Thursday, February 12, 2009

Beauty of the Sestina

I've been working on a sestina for about six days now, and I'm quickly remembering how forms help me to describe situations in ways I wouldn't have otherwise. I'm usually afraid of making metaphors and similes, because I'm just not confident that I can make effective, non-cliched ones. However, whenever I write sestinas, a metaphor always gets in there; even more significant is that I actually try to develop it and allow it to flourish.

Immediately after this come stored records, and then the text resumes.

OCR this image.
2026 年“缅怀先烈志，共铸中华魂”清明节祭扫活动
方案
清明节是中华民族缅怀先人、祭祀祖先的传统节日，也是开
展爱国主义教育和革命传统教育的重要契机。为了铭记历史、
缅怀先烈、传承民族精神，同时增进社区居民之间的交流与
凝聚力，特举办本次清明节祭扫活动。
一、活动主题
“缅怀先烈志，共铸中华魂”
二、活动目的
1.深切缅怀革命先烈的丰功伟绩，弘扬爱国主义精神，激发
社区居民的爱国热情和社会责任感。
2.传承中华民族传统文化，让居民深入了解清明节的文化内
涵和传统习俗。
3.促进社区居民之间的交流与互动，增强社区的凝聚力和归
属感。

I guess the ironic thing is that I'm so paranoid about writing down some overused simile or metaphor... or idiom (which, actually, are often similes)... and even saying them that when I'm asked to say them, I can't always get them right. Sharon, Amber, and I were doing a writing exercise that had to begin with a cliche. I think I said, "Oh, apples and oranges" and "When cows fly," both of which I think allude to cliches but aren't quite. I heard someone make a mistake on an NPR interview. She said that "everyone has a shadow in their closet." I started cracking up, though I thought the idea was interesting, since you generally can only have a shadow in your closet if the door is open, which would defeat the meaning of the "skeleton in the closet" since it's not hidden, but which also evokes the idea of some kind of other self.

Back to the original reason for this post. I've been trying to find my way back to writing poetry at the level that I think I used to write. I've been having trouble. I think the sestina is helping, though. This predetermined structure seems to be helping me break out of this older mold I've been stuck in.